Marvin ou la belle éducation


Vivre sa vie

Le regard d’Anne Fontaine marque par son intensité. Son quinzième film est une surprenante prolongation de roman. Entre descriptions appuyées et ode au dépassement de soi, elle chante un destin. Avec deux solistes magnétiques.

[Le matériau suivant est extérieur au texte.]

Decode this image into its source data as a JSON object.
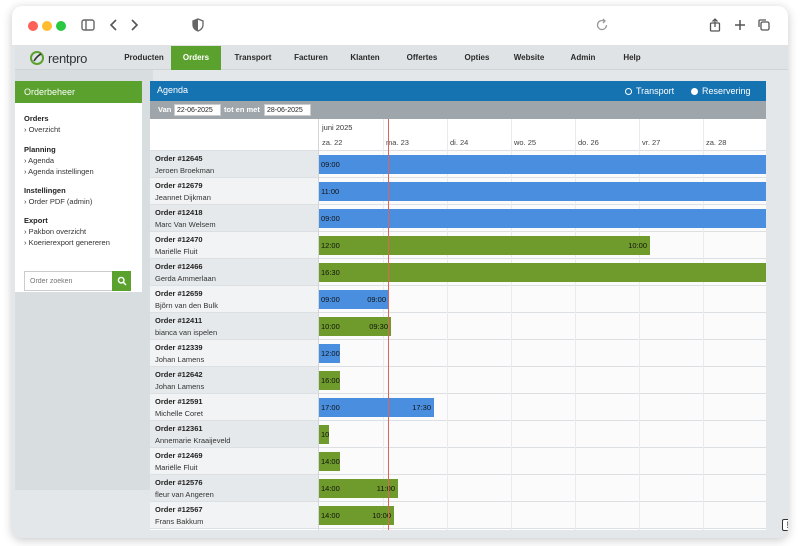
{
  "nav": {
    "logo": "rentpro",
    "items": [
      "Producten",
      "Orders",
      "Transport",
      "Facturen",
      "Klanten",
      "Offertes",
      "Opties",
      "Website",
      "Admin",
      "Help"
    ],
    "active": "Orders"
  },
  "sidebar": {
    "title": "Orderbeheer",
    "sections": [
      {
        "heading": "Orders",
        "links": [
          "Overzicht"
        ]
      },
      {
        "heading": "Planning",
        "links": [
          "Agenda",
          "Agenda instellingen"
        ]
      },
      {
        "heading": "Instellingen",
        "links": [
          "Order PDF (admin)"
        ]
      },
      {
        "heading": "Export",
        "links": [
          "Pakbon overzicht",
          "Koerierexport genereren"
        ]
      }
    ],
    "search_placeholder": "Order zoeken"
  },
  "agenda": {
    "title": "Agenda",
    "radio_transport": "Transport",
    "radio_reservering": "Reservering",
    "filter": {
      "from_label": "Van",
      "from_value": "22-06-2025",
      "to_label": "tot en met",
      "to_value": "28-06-2025"
    },
    "month": "juni 2025",
    "days": [
      "za. 22",
      "ma. 23",
      "di. 24",
      "wo. 25",
      "do. 26",
      "vr. 27",
      "za. 28"
    ],
    "rows": [
      {
        "order": "Order #12645",
        "name": "Jeroen Broekman",
        "bar": {
          "color": "blue",
          "start": "09:00",
          "end": ""
        }
      },
      {
        "order": "Order #12679",
        "name": "Jeannet Dijkman",
        "bar": {
          "color": "blue",
          "start": "11:00",
          "end": ""
        }
      },
      {
        "order": "Order #12418",
        "name": "Marc Van Welsem",
        "bar": {
          "color": "blue",
          "start": "09:00",
          "end": ""
        }
      },
      {
        "order": "Order #12470",
        "name": "Mariëlle Fluit",
        "bar": {
          "color": "green",
          "start": "12:00",
          "end": "10:00"
        }
      },
      {
        "order": "Order #12466",
        "name": "Gerda Ammerlaan",
        "bar": {
          "color": "green",
          "start": "16:30",
          "end": ""
        }
      },
      {
        "order": "Order #12659",
        "name": "Bjõrn van den Bulk",
        "bar": {
          "color": "blue",
          "start": "09:00",
          "end": "09:00"
        }
      },
      {
        "order": "Order #12411",
        "name": "bianca van ispelen",
        "bar": {
          "color": "green",
          "start": "10:00",
          "end": "09:30"
        }
      },
      {
        "order": "Order #12339",
        "name": "Johan Lamens",
        "bar": {
          "color": "blue",
          "start": "12:00",
          "end": ""
        }
      },
      {
        "order": "Order #12642",
        "name": "Johan Lamens",
        "bar": {
          "color": "green",
          "start": "16:00",
          "end": ""
        }
      },
      {
        "order": "Order #12591",
        "name": "Michelle Coret",
        "bar": {
          "color": "blue",
          "start": "17:00",
          "end": "17:30"
        }
      },
      {
        "order": "Order #12361",
        "name": "Annemarie Kraaijeveld",
        "bar": {
          "color": "green",
          "start": "10",
          "end": ""
        }
      },
      {
        "order": "Order #12469",
        "name": "Mariëlle Fluit",
        "bar": {
          "color": "green",
          "start": "14:00",
          "end": ""
        }
      },
      {
        "order": "Order #12576",
        "name": "fleur van Angeren",
        "bar": {
          "color": "green",
          "start": "14:00",
          "end": "11:00"
        }
      },
      {
        "order": "Order #12567",
        "name": "Frans Bakkum",
        "bar": {
          "color": "green",
          "start": "14:00",
          "end": "10:00"
        }
      }
    ]
  },
  "warning_badge": "!",
  "colors": {
    "brand_green": "#5aa12d",
    "agenda_blue": "#1573b2",
    "bar_blue": "#4a8fdf",
    "bar_green": "#6e9b2b",
    "today_line": "#e2625a"
  }
}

Étrange film que ce quinzième opus signé Anne Fontaine. La réalisatrice enchaîne les projets depuis vingt-cinq ans. Scénarios originaux, adaptations, elle varie les matériaux, seule ou accompagnée à l’écriture. C’est Pierre Trividic, plume singulière et réalisateur rare et détonant – ne pas rater son hypnotisant Dancing cocréé avec Patrick Mario Bernard et Xavier Brillat -, qui a cosigné avec elle cette prolongation libre du roman En finir avec Johnny Bellegueule d’Édouard Louis. Le résultat est une ode à l’anti-déterminisme social. Cinéaste du cossu et du feutré, elle aime aussi le choc des rencontres, et se refrotte aux personnages de couches populaires eux-mêmes confrontés au décadrage social, comme les jeunes femmes de Nathalie… et La Fille de Monaco, qui troublent des êtres installés. Le héros ici présent doit aussi assumer son désir et son identité, homosexuels. Le film prend sa source dans un roman, salué et parfois attaqué pour sa peinture socio-culturelle, de l’intérieur. La réalisatrice n’y va pas non plus avec le dos de la cuillère dans ses descriptions. La famille de Marvin est d’une beaufitude ultra appuyée, même si la cinéaste s’en défend, et même si l’amour transpire, tapi sous les codes du mécanisme comportemental. Les homos sont cultivés et raffinés, et le spectacle qui confronte Marvin à son homosexualité phase refoulée est un concentré d’esthétique gay publicitaire.

La force du film vient de sa construction par allers retours temporels, et de son travail stylistique – des cadres sur les visages et les corps aux projections mentales sur les murs d’une chambre. Et bien sûr elle vient de la description d’une ténacité discrète. Celle d’un être qui arrive à tenter les opportunités qui se présentent à lui, et leur portée épanouissante, quel que soit leur timing dans son parcours. Une force (in)tranquille incarnée par deux acteurs, prolongements l’un de l’autre. Période jeune adulte, Finnegan Oldfield (Les Cowboys, Bang Gang, Nocturama) excelle sur la corde raide de l’interprétation d’un personnage qui se cherche et se découvre, sur le fil. Sa démarche, sa verticalité, son phrasé, ses moues, jouent d’une étrangeté subtile. Période enfant, une révélation ahurissante : Jules Porier. Un gamin qui en raconte beaucoup avec peu. Présence et cinégénie. Attaches entre les deux, des figures font le lien, de la fatalité à l’ouverture au champ des possibles. Catherine Mouchet y brille en principale de collège presciente. Également guide existentiel dans L’Échange des princesses de Marc Dugain, le mois prochain en salles, cette virtuose fait passer la bienveillance avec une finesse et un décalage inouïs. Le regard d’Anne Fontaine et du chef op’ Yves Angelo sur eux marque par son intensité.